Former police officer who's now defense attorney says Roxboro police shooting was justified

Two former law enforcement officers who have reviewed footage of a fatal police shooting in Roxboro last week said the shooting was justified.

Posted Updated

By
Cullen Browder
, WRAL anchor/reporter
RALEIGH, N.C. — Two former law enforcement officers who have reviewed footage of a fatal police shooting in Roxboro last week said the shooting was justified.

Roxboro police chief David Hess said officers were responding to a report of an armed man walking along U.S. Highway 158 near a Dollar General store last Friday morning when they confronted 45-year-old David Brooks Jr.

Footage from a dashboard camera that was released Wednesday shows officers yelling at Brooks to drop a gun before firing at him. Brooks can be seen in the video holding a weapon.

Hess said a shotgun was found at the scene.

Two Roxboro police officers have been placed on leave during a state investigation of the shooting.

Lee Turner, a former police officer who now works as a defense attorney in Raleigh, went through the dashcam video Thursday with WRAL Investigates.

"You can see the weapon, and you hear 'Drop the gun! Drop the gun,'" Turner said, noting the fatal shot is then fired.

He said he believes that, when Brooks appears to raise a shotgun, that presents a threat to officers.

"In this case, if you apply the law, you’ve got an officer who is responding to a 911 call of a man with a gun," he said. "You hear the officer give the command for him to drop it, and as he brings it up, now you’ve reached that threshold of the statute where there’s an imminent threat. Therefore, it’s justified to use deadly force."

While the shooting provokes deep emotions – several protests have been held in Roxboro in the past week – Turner said those emotions must be set aside to apply the law.

"[It] just creates an atmosphere and a cloud over every other officer that’s trying to do their job," he said.

Wellington Scott, a retired State Highway Patrol deputy commander who now trains officers, also said he views the shooting as legally justified. But he said the officer could have used more de-escalation and investigative tactics first.

"Just because a case is legally justified doesn’t mean it’s morally justified," Scott said. "As an officer, is there anything I could have done differently to get a better outcome?"

When asked whether the Roxboro officer should have waited and tried to assess the situation before engaging Brooks, Turner said he couldn't answer the question.

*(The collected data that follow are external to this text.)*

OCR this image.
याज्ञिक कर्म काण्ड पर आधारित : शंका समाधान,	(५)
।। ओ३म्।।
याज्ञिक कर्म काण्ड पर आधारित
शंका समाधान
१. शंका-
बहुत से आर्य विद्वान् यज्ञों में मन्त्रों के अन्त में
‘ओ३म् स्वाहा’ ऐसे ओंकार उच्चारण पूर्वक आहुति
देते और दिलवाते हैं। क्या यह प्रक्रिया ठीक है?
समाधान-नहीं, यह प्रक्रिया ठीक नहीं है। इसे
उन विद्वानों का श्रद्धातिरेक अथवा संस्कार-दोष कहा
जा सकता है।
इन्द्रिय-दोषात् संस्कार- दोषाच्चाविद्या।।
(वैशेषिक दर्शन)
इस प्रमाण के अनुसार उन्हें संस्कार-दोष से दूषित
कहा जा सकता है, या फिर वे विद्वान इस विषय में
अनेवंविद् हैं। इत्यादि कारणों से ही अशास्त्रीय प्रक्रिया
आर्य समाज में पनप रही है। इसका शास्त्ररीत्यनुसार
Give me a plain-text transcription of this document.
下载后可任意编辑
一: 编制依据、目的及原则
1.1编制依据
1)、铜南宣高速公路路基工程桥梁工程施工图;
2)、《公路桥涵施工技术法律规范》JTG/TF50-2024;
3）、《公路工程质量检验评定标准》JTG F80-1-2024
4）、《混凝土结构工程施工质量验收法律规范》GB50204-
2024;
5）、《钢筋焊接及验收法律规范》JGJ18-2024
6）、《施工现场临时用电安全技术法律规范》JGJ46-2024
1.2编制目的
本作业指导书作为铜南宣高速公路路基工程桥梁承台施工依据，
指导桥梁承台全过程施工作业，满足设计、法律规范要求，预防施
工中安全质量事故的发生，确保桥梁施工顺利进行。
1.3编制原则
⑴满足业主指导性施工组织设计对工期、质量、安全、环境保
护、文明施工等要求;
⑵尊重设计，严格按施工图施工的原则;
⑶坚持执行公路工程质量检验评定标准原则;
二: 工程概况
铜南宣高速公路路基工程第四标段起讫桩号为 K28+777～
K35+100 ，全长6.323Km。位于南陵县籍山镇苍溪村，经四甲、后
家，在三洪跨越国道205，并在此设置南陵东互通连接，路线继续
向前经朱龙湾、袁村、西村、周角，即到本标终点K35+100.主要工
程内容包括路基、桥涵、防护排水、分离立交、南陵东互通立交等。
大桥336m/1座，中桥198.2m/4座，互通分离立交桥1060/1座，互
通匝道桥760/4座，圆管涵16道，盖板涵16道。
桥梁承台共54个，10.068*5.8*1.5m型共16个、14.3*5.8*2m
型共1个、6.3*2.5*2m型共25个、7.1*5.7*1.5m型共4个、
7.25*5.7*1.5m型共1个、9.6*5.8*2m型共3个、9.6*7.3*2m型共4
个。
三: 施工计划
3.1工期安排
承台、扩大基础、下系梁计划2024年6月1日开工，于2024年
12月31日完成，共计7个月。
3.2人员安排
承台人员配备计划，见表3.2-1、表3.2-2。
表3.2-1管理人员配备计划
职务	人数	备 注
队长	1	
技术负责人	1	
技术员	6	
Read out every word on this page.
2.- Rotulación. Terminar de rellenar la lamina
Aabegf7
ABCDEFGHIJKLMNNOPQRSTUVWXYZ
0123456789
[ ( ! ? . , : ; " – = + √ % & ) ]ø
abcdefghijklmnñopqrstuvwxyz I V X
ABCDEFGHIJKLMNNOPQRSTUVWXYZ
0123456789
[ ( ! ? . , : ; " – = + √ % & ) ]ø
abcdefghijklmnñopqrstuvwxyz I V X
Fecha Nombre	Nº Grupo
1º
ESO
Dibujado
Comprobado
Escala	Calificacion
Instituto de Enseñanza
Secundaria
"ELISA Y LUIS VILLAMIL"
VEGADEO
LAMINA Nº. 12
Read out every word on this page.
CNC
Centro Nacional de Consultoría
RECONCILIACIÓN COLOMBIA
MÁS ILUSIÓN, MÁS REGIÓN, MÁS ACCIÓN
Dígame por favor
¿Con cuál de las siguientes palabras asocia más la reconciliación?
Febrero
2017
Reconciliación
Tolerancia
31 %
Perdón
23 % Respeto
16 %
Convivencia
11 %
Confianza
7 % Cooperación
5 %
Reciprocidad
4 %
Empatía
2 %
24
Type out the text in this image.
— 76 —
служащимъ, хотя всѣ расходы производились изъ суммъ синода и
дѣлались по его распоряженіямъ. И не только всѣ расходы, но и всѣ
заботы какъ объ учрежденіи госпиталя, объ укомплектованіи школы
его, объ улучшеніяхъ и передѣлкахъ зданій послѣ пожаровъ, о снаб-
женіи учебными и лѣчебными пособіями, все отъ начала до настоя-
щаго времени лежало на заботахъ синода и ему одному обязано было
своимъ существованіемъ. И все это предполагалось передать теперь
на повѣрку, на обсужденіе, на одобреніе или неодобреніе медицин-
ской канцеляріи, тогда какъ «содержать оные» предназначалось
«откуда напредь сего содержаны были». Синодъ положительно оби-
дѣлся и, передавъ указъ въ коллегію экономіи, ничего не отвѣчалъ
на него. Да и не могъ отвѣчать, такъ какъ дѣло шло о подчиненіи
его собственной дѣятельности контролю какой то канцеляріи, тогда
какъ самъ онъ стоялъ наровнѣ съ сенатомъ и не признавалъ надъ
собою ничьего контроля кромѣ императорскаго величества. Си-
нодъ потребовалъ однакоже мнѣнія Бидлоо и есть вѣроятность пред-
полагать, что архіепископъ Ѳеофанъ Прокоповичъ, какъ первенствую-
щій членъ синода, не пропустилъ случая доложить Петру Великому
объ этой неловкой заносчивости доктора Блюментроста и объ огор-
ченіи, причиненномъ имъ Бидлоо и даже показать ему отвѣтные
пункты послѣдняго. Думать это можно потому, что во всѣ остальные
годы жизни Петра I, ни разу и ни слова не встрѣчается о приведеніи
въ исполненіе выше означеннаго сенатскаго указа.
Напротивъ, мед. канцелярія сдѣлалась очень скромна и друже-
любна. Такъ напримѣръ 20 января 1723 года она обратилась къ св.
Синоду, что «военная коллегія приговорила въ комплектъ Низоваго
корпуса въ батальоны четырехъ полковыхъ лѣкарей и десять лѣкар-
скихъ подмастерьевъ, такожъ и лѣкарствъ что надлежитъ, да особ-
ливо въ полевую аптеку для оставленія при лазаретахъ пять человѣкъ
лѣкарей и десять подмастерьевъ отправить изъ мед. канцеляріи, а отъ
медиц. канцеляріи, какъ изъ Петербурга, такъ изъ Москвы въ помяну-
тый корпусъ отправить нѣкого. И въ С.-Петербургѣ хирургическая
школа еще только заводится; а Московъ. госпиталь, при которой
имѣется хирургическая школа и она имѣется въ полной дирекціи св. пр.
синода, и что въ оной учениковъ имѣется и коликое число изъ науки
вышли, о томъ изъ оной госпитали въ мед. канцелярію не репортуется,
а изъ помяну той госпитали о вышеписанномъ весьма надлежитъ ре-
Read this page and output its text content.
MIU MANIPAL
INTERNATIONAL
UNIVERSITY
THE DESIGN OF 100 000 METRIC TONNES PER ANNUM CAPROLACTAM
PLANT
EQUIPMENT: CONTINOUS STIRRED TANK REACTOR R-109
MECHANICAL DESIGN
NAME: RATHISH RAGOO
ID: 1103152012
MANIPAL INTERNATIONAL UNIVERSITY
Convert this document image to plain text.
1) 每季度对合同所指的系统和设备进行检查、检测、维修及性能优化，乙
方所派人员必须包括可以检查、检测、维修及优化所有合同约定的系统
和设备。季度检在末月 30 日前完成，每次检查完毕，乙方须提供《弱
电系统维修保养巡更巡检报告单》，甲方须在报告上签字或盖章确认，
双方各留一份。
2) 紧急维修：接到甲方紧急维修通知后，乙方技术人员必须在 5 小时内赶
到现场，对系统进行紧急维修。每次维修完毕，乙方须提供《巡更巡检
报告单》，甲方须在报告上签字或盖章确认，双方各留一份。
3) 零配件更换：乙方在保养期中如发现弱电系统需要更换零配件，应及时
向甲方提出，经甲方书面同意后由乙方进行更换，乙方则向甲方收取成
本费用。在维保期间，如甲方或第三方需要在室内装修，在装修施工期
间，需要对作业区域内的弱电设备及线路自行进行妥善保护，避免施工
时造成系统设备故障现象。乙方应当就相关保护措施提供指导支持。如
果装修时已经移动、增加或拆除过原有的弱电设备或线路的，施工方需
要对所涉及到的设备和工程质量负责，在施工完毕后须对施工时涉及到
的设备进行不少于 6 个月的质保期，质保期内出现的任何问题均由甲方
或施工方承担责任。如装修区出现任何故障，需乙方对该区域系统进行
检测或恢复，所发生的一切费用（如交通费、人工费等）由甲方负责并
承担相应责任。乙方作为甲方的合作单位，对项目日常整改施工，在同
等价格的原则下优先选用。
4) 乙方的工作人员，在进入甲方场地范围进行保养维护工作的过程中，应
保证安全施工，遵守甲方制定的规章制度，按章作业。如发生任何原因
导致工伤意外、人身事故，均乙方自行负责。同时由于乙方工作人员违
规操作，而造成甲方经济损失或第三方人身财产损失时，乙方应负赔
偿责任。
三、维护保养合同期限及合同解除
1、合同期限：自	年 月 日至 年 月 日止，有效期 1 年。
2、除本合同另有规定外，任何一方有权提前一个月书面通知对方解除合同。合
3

"It’s not a hindsight type of decision. They’ve got to make a decision based on that second," he said.

Critics of police point to other instances, such as when armed demonstrators walked the streets of downtown Raleigh in late May and police didn’t engage. But those demonstrators didn’t point their weapons at officers.

Turner said the situation in Roxboro cannot be compared to a protest.

"He has a 911 call from a concerned citizen, so he has no choice at that point, as is his duty to go and investigate," he said, adding that the fatal shooting was easily avoidable.

"We wouldn’t be sitting here talking about this today if he’d just laid the gun down on the side of the road," he said.